In hypothesis testing, the assertion that the observed findings did not occur by chance alone but rather occurred because of a true association between variables is confirmed or rejected. By convention, the null hypothesis suggests that there is no significant association between variables while the alternative hypothesis suggests that there is a significant association. Alpha (type 1) error occurs when the null hypothesis is rejected when it is, in fact, true (false positive effect). Beta (type 2) error occurs when the null hypothesis is accepted when it is, in fact, false (false negative effect).
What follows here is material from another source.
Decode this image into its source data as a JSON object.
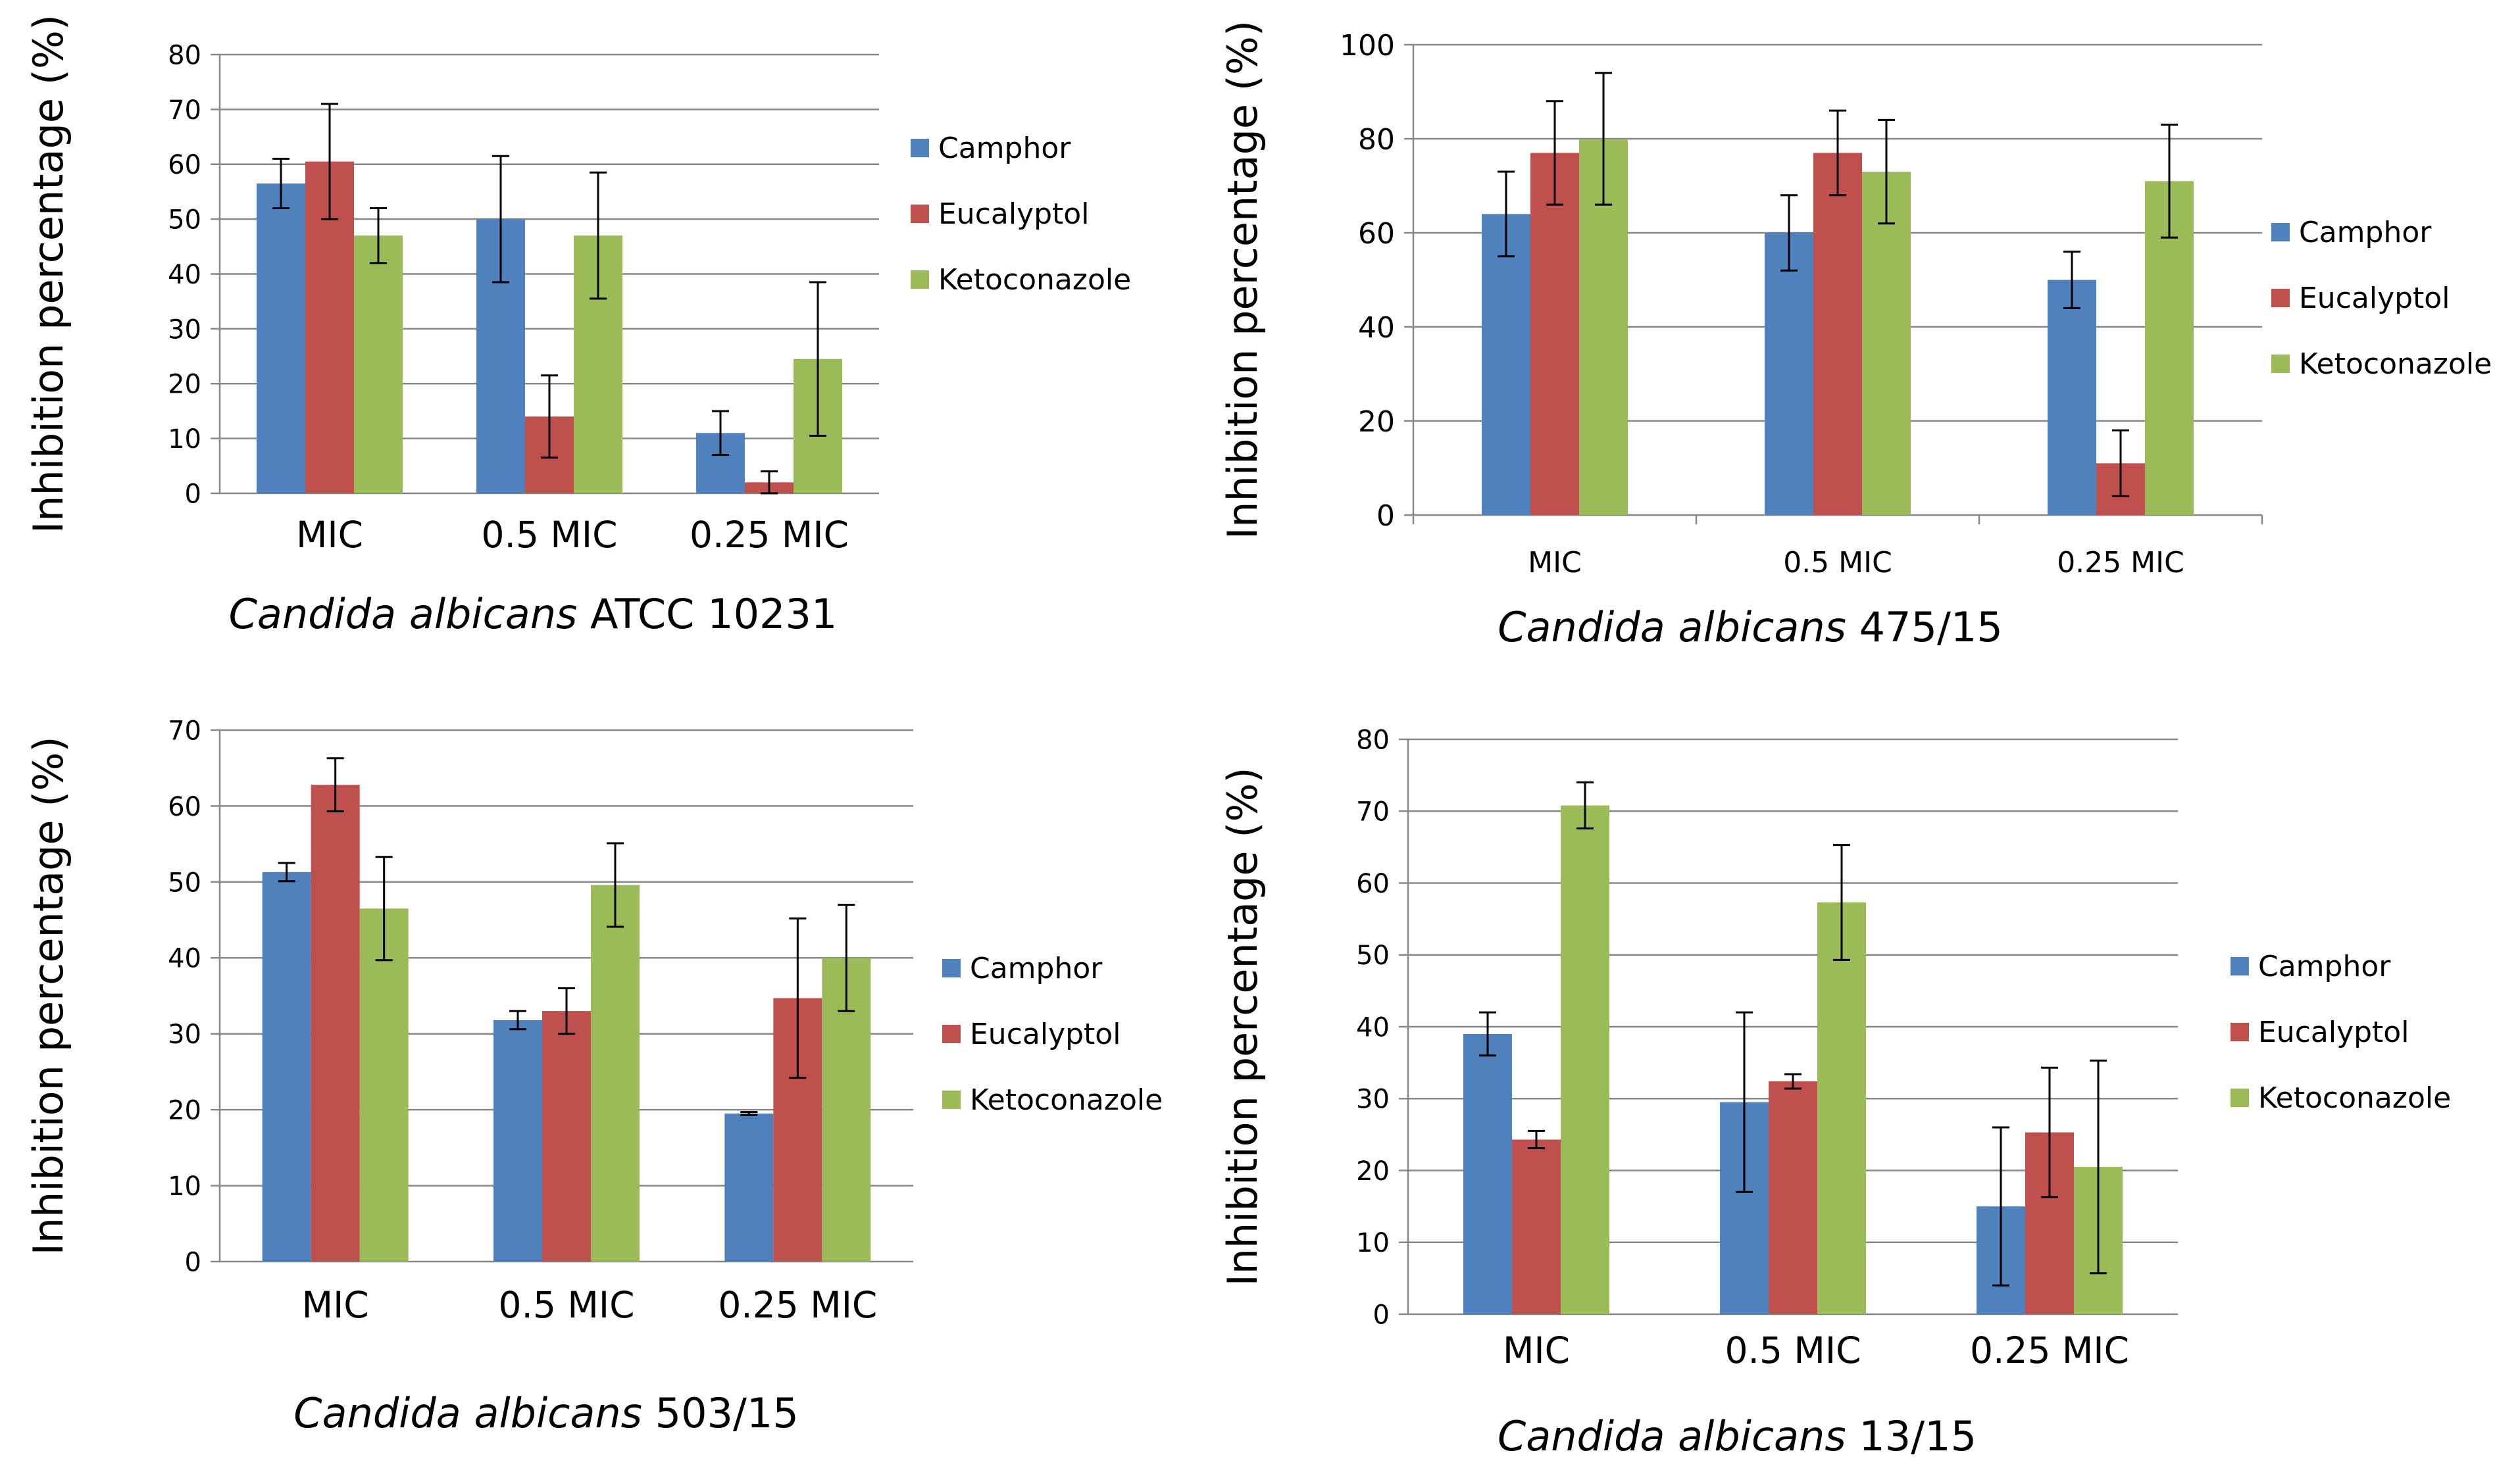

Kocher et al. reviewed power analyses, statistical errors, and the concept of statistical power. They discuss that beta represents the chance of a type II error, while alpha represents the chance of a type I error, and that conventionally beta is set at 0.2 and alpha at 0.05. The authors recommended that when a study observes no difference, the power of the study, or (1 - beta), should be reported.
Lochner et al. investigated the rates of beta error in randomized controlled trials in orthopedic trauma. They reported a 90% beta error rate in these trials, which exceeds accepted standards. The authors recommended that future authors perform pre-study power and sample-size calculations to reduce these rates.
Illustration A shows a Bayesian analysis table demonstrating the relationship between alpha, beta, and the null hypothesis.
Incorrect Answers:
Answer 1: The alpha (type 1) error occurs when the null hypothesis is rejected when it is, in fact, true (false positive effect). In other words, a difference is found by chance when there is not one. In this scenario, the null hypothesis is accepted.
Answer 3: (1 - alpha) corresponds to the probability of finding a true negative, i.e. the null hypothesis is correctly accepted.
Answer 4: (1 - beta), or power, is the probability of finding a significant association if one truly exists.
Answer 5: The kappa statistic is used to measure inter-observer and intra-observer reliability.